Back in the days when I was dating, nearly every Halloween I started a new relationship. I didn’t actually realize that pattern until years later, when I was connecting the dots in my photo album. I’d see me in a costume and then realize that was the night that I met “so-and-so.” Was it just the costumes that did that, or was it those not-to-be-missed Newport Beach Halloween dances emceed by Richard Blade (note: beware clicking on that link–it’s loud!)? Perhaps it was because every October after I’d settled into the school year I was looking for something new and it was convenient to let that emerge on a night where I might be emboldened by a costume?
Since being married to John, we’ve dressed up nearly every year (except maybe that year that I was hugely pregnant with Catgirl–I don’t think I wore a costume).

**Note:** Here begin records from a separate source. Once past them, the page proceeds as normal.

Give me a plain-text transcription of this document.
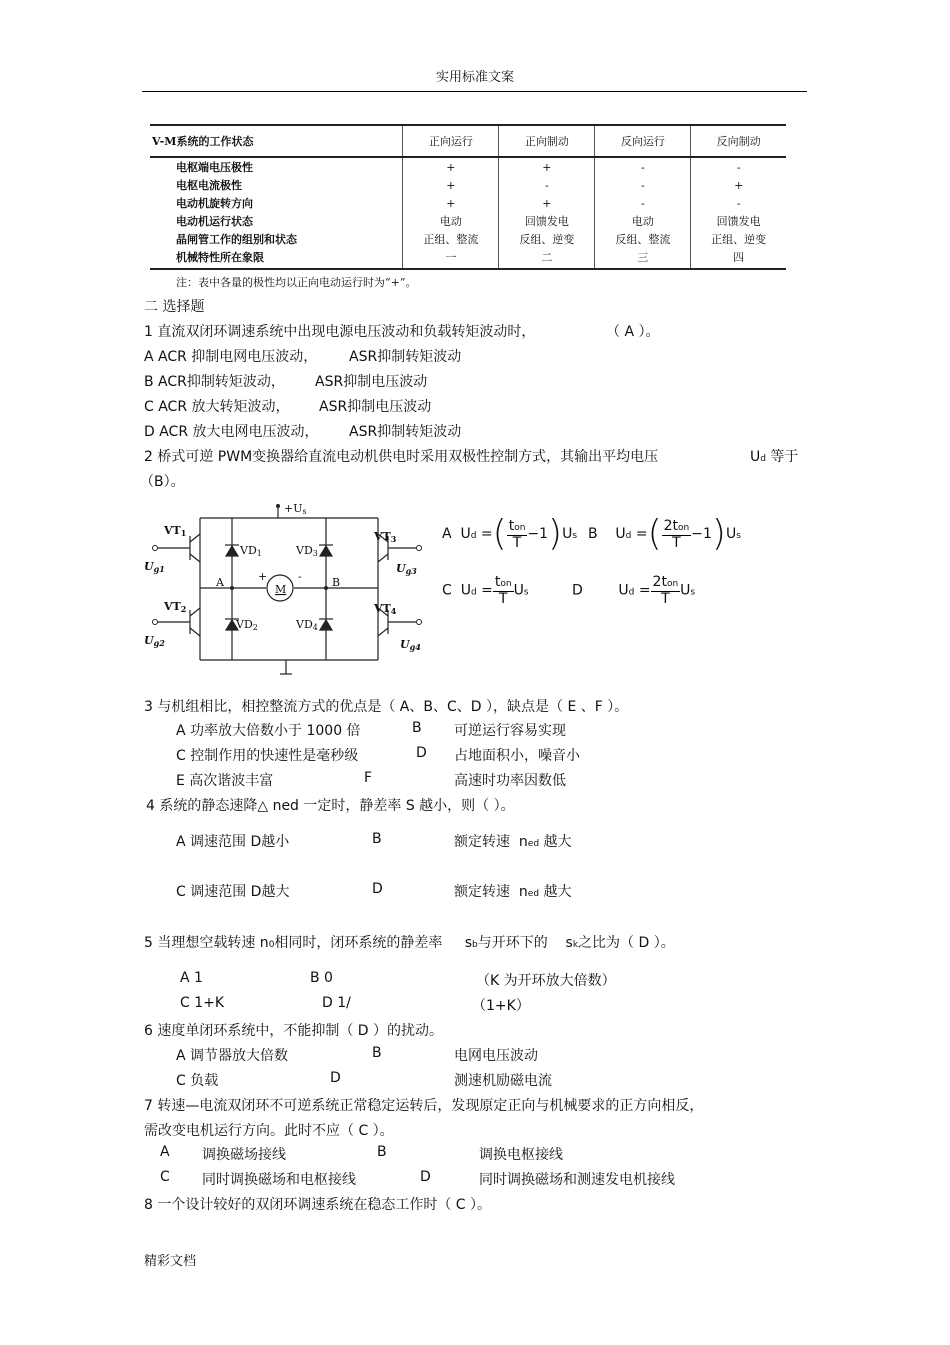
实用标准文案
V-M系统的工作状态	正向运行	正向制动	反向运行	反向制动
电枢端电压极性	+	+	-	-
电枢电流极性	+	-	-	+
电动机旋转方向	+	+	-	-
电动机运行状态	电动	回馈发电	电动	回馈发电
晶闸管工作的组别和状态	正组、整流	反组、逆变	反组、整流	正组、逆变
机械特性所在象限	一	二	三	四
注：表中各量的极性均以正向电动运行时为“+”。
二 选择题
1 直流双闭环调速系统中出现电源电压波动和负载转矩波动时，	（ A ）。
A ACR 抑制电网电压波动， ASR抑制转矩波动
B ACR抑制转矩波动， ASR抑制电压波动
C ACR 放大转矩波动， ASR抑制电压波动
D ACR 放大电网电压波动， ASR抑制转矩波动
2 桥式可逆 PWM变换器给直流电动机供电时采用双极性控制方式，其输出平均电压	Ud 等于
（B）。
+Us
VT1
VT2
VT3
VT4
VD1
VD2
VD3
VD4
Ug1
Ug2
Ug3
Ug4
A	B
M
+	-
A Ud =( $\frac{\text{ton}}{T} -1)Us$ B Ud =( $\frac{\text{2ton}}{T} -1)Us$
C $Ud = \frac{\text{ton}}{T}$ Us	D	$Ud = \frac{\text{2ton}}{T}$ Us
3 与机组相比，相控整流方式的优点是（ A、B、C、D ），缺点是（ E 、F ）。
A 功率放大倍数小于 1000 倍	B 可逆运行容易实现
C 控制作用的快速性是毫秒级	D 占地面积小，噪音小
E 高次谐波丰富	F	高速时功率因数低
4 系统的静态速降△ ned 一定时，静差率 S 越小，则（ ）。
A 调速范围 D越小	B	额定转速 ned 越大
C 调速范围 D越大	D	额定转速 ned 越大
5 当理想空载转速 n0相同时，闭环系统的静差率 sb与开环下的 sk之比为（ D ）。
A 1	B 0	（K 为开环放大倍数）
C 1+K	D 1/	（1+K）
6 速度单闭环系统中，不能抑制（ D ）的扰动。
A 调节器放大倍数	B	电网电压波动
C 负载	D	测速机励磁电流
7 转速—电流双闭环不可逆系统正常稳定运转后，发现原定正向与机械要求的正方向相反，
需改变电机运行方向。此时不应（ C ）。
A 调换磁场接线	B	调换电枢接线
C 同时调换磁场和电枢接线	D	同时调换磁场和测速发电机接线
8 一个设计较好的双闭环调速系统在稳态工作时（ C ）。
精彩文档
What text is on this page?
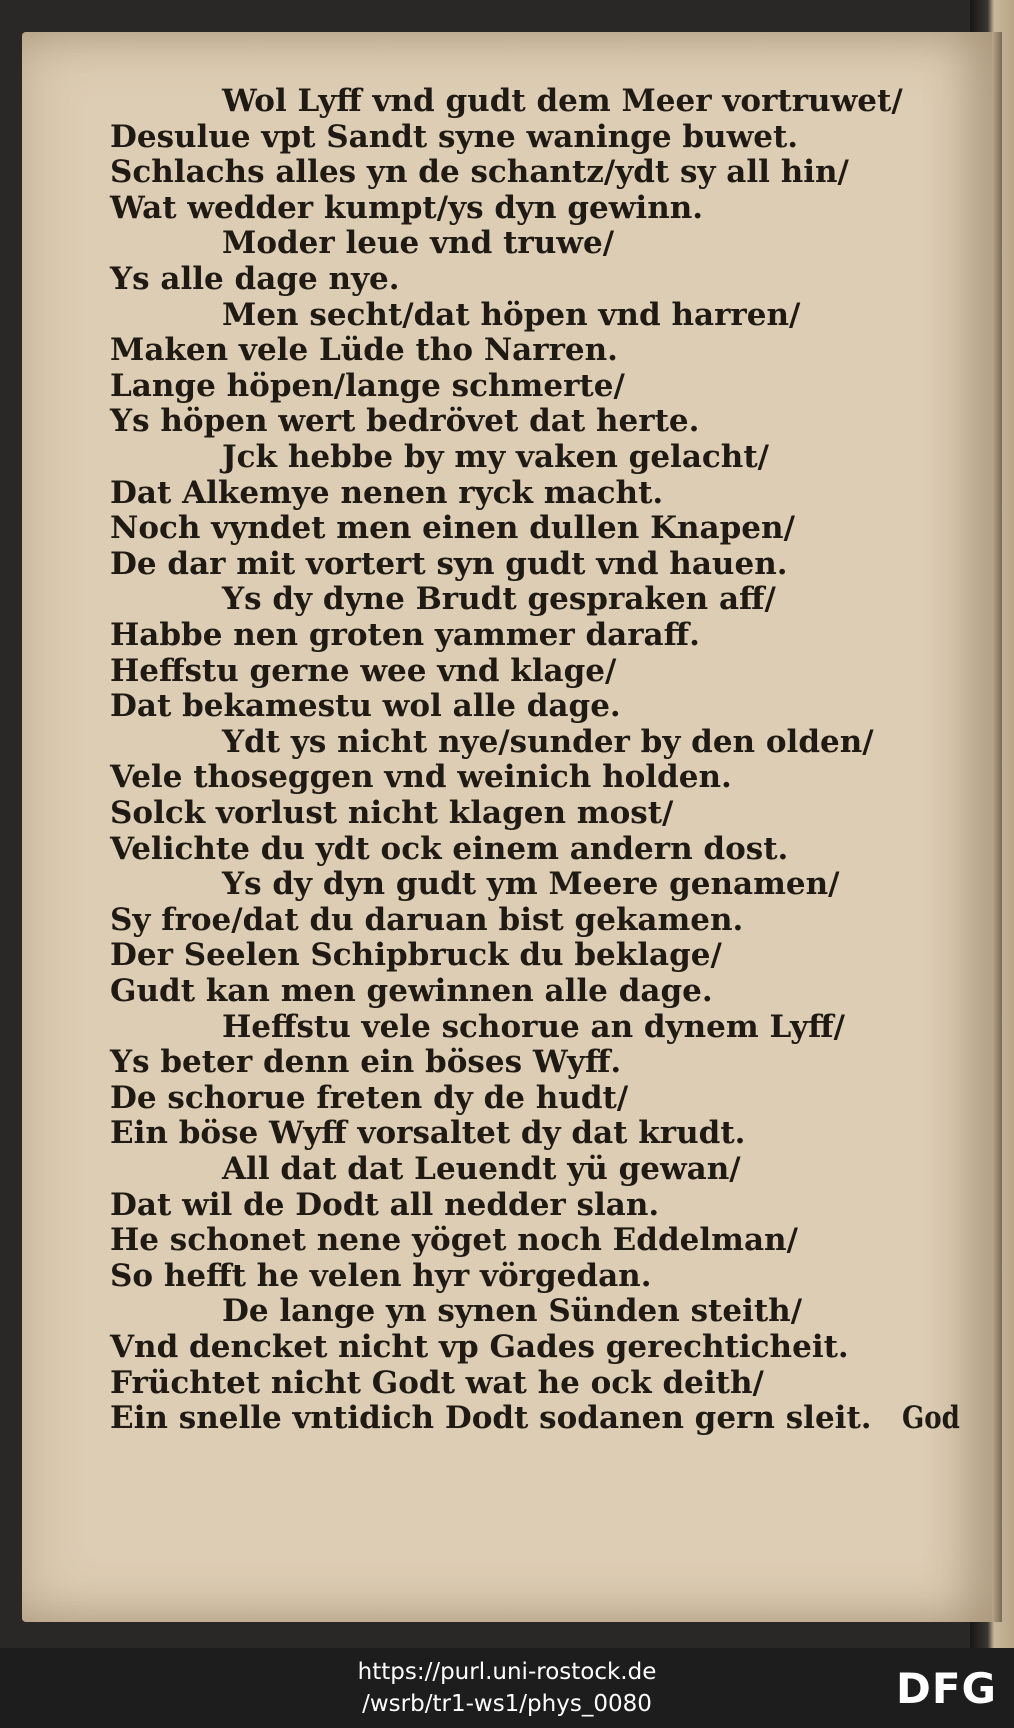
Wol Lyff vnd gudt dem Meer vortruwet/
Desulue vpt Sandt syne waninge buwet.
Schlachs alles yn de schantz/ydt sy all hin/
Wat wedder kumpt/ys dyn gewinn.
Moder leue vnd truwe/
Ys alle dage nye.
Men secht/dat höpen vnd harren/
Maken vele Lüde tho Narren.
Lange höpen/lange schmerte/
Ys höpen wert bedrövet dat herte.
Jck hebbe by my vaken gelacht/
Dat Alkemye nenen ryck macht.
Noch vyndet men einen dullen Knapen/
De dar mit vortert syn gudt vnd hauen.
Ys dy dyne Brudt gespraken aff/
Habbe nen groten yammer daraff.
Heffstu gerne wee vnd klage/
Dat bekamestu wol alle dage.
Ydt ys nicht nye/sunder by den olden/
Vele thoseggen vnd weinich holden.
Solck vorlust nicht klagen most/
Velichte du ydt ock einem andern dost.
Ys dy dyn gudt ym Meere genamen/
Sy froe/dat du daruan bist gekamen.
Der Seelen Schipbruck du beklage/
Gudt kan men gewinnen alle dage.
Heffstu vele schorue an dynem Lyff/
Ys beter denn ein böses Wyff.
De schorue freten dy de hudt/
Ein böse Wyff vorsaltet dy dat krudt.
All dat dat Leuendt yü gewan/
Dat wil de Dodt all nedder slan.
He schonet nene yöget noch Eddelman/
So hefft he velen hyr vörgedan.
De lange yn synen Sünden steith/
Vnd dencket nicht vp Gades gerechticheit.
Früchtet nicht Godt wat he ock deith/
Ein snelle vntidich Dodt sodanen gern sleit. God
https://purl.uni-rostock.de
/wsrb/tr1-ws1/phys_0080	DFG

For a long time, we kept with our pirate theme, capitalizing on that look from the first time I ever danced with John (to Alphaville’s “Forever Young,” of course), but we’ve also worn black and worn girlie things or manly things (ok, that latter link is just a figment of my imagination, but it’s worth a click anyways), dressed as fictional characters, and even changed our minds at the last minute about our costumes.
So this post isn’t about me starting a new relationship this Halloween, even thought that’s how it began. And it’s not about what costume I’m going to wear, even though I’m looking forward to dressing up. What it’s really about is the need to be something else for a little while.
Although in recent years I’ve embraced risk-taking and facing my fears, I’m actually a fairly reserved and risk-adverse person (I’m a historian, for crying out loud!). I wear fairly conservative clothes, I listen to my music at a respectable volume, I match my socks and fold them into tidy rolls in my drawer. For the most part, I find routine and structure quite satisfying. I don’t wear loud makeup or attention-grabbing clothing or anything that will draw a second glance. I like plain and simple.
But then there’s this one day of the year where I try something totally different. Like a kimono. Or a tutu. Or a wig. It feels good to experiment with that alternate identity for awhile and to see how it feels. On a day when no one will much notice how far I’ve stepped outside of my normal boundaries.